As with many strength disciplines, such as the shot put or the hammer throw, the successful weightlifter is the athlete who can harness great muscular strength with efficient technique. As weightlifting requires all muscle groups to work in a coordinated effort, the weight training required to support competitive weightlifting must develop all muscle groups. No sport places greater importance on the development of core strength, the ability of the abdominal, lumbar (lower back), and groin tissues to stabilize the body during a lift, particularly as the weights are moved forcefully upward in both the snatch and the clean and jerk. Significant portions of weightlifting training are devoted to the stretching, flexibility, and development of these core strength structures.
As weightlifting requires explosive movement in the execution of all lifts, especially in the legs and hips, plyometrics training is also an important tool. Unlike the plyometrics that would be employede by a basketball player or a long jumper, the weightlifter seeks to develop the fast-twitch muscles fibers to move the bar upward once positioned.

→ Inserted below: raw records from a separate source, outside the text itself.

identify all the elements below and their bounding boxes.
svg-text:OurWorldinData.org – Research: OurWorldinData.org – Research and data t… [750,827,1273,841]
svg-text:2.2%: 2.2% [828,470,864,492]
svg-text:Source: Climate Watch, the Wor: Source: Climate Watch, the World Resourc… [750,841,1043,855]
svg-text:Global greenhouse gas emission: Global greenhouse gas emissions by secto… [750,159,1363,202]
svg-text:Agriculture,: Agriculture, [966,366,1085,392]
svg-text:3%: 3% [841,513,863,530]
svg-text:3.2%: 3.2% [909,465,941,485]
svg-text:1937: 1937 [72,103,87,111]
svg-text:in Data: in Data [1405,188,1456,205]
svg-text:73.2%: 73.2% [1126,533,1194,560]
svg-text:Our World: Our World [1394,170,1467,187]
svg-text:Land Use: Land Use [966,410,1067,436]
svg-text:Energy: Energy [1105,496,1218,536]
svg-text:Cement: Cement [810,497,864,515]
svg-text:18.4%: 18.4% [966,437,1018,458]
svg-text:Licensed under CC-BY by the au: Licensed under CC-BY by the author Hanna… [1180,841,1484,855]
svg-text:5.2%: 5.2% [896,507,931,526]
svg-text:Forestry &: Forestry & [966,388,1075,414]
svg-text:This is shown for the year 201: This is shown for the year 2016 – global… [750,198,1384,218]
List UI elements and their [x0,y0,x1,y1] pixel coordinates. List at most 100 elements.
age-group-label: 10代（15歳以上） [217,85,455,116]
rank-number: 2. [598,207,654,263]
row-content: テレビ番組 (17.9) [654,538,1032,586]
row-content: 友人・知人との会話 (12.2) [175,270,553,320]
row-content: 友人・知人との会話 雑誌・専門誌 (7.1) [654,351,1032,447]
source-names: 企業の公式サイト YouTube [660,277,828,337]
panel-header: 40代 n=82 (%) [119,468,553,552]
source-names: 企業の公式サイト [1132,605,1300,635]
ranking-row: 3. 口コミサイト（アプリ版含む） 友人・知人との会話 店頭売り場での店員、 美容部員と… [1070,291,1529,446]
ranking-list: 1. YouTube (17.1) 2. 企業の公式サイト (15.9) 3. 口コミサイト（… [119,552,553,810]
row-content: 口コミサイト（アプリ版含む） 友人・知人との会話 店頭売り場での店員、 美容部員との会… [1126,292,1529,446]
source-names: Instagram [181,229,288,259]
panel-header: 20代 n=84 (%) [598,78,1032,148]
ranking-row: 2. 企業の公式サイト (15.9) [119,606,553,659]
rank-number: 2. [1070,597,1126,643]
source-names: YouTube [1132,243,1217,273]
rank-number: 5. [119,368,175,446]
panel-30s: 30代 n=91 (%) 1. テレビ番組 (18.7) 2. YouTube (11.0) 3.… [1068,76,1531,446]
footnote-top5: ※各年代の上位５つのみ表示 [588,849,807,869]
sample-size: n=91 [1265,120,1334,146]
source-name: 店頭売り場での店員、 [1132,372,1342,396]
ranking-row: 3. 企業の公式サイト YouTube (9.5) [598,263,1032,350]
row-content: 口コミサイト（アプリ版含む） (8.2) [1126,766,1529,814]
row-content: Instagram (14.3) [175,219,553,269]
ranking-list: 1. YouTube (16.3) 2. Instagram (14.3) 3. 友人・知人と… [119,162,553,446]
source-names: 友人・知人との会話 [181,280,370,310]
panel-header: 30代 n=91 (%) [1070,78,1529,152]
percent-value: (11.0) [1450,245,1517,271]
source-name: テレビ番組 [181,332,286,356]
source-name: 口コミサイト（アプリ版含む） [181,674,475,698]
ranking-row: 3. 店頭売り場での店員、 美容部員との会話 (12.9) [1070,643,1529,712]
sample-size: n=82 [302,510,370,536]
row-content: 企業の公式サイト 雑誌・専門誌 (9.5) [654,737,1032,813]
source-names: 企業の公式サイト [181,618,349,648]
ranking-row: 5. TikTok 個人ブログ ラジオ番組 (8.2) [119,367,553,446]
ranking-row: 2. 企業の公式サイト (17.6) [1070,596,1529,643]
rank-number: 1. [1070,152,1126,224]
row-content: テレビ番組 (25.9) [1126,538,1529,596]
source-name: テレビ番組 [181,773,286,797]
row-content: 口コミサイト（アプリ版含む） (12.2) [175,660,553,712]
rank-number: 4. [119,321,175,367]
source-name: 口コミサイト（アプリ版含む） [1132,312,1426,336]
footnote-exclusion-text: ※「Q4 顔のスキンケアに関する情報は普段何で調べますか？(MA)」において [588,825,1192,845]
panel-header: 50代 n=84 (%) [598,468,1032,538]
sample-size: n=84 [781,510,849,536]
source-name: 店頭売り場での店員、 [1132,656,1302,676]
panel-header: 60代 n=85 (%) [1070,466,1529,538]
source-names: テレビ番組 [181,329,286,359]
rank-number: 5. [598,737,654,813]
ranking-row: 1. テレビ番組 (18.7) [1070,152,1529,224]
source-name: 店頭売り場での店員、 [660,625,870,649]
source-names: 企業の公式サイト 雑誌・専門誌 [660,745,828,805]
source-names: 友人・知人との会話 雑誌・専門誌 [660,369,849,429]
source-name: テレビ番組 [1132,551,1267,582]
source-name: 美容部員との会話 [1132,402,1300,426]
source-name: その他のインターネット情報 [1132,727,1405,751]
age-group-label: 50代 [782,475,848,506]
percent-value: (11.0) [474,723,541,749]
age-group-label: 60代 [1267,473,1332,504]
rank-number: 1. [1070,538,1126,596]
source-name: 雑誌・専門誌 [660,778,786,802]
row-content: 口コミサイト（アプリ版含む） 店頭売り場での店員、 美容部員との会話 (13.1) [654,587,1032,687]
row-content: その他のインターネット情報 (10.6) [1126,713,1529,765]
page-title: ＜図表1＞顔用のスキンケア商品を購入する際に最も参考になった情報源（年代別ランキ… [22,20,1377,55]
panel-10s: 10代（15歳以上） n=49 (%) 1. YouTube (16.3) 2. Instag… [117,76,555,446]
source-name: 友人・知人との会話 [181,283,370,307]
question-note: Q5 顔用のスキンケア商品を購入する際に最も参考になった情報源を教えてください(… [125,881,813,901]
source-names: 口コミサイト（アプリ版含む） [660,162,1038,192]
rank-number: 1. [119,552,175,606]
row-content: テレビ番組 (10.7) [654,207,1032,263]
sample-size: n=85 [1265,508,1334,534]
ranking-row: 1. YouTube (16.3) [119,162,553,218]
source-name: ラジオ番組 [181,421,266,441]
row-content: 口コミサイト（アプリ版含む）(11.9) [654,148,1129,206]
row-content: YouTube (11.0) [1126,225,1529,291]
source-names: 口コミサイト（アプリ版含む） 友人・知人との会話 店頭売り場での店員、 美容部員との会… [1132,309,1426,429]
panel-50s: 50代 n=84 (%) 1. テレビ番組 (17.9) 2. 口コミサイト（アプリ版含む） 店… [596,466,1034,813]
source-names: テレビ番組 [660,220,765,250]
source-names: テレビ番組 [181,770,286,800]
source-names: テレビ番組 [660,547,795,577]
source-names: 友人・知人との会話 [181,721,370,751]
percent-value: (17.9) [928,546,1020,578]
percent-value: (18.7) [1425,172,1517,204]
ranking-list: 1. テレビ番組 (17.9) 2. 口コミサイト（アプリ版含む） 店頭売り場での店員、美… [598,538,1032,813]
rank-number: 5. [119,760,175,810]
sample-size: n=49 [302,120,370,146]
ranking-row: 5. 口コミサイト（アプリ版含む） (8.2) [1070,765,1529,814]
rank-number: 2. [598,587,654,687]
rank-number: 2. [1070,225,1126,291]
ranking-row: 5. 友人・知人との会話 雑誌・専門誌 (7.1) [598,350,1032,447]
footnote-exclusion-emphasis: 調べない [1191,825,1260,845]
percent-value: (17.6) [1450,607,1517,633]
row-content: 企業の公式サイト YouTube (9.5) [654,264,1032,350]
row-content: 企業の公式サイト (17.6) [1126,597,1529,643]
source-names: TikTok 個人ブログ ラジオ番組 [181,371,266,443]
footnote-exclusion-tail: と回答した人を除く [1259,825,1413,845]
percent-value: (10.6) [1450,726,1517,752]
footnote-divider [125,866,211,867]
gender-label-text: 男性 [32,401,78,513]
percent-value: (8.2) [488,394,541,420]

In the 1970s and 1980s, weightlifting was perceived by many observers as a sport much corrupted by anabolic steroid use. As a strength sport, there is no question that anabolic steroids could create a significant competitive advantage for a user. Weight-lifters are now subjected to the same types of performance-enhancing substance testing as all other athletes. As a sport where adherence to weight categories is required, weightlifters must also comply with the prohibitions concerning the diuretics that are listed on the World Anti-Doping Agency (WADA) Prohibited List; diuretics mask anabolic steroid use, and they are an illegal method by which to lose weight in advance of competition to meet a required weight limit. Whether the sport has been entirely made clean of the use of anabolic agents is unclear. At the 2006 Commonwealth Games, the world's second largest sports festival after the Olympics, a large cache of doping paraphernalia was found; its use was attributed to the members of the Australian weight-lifting team.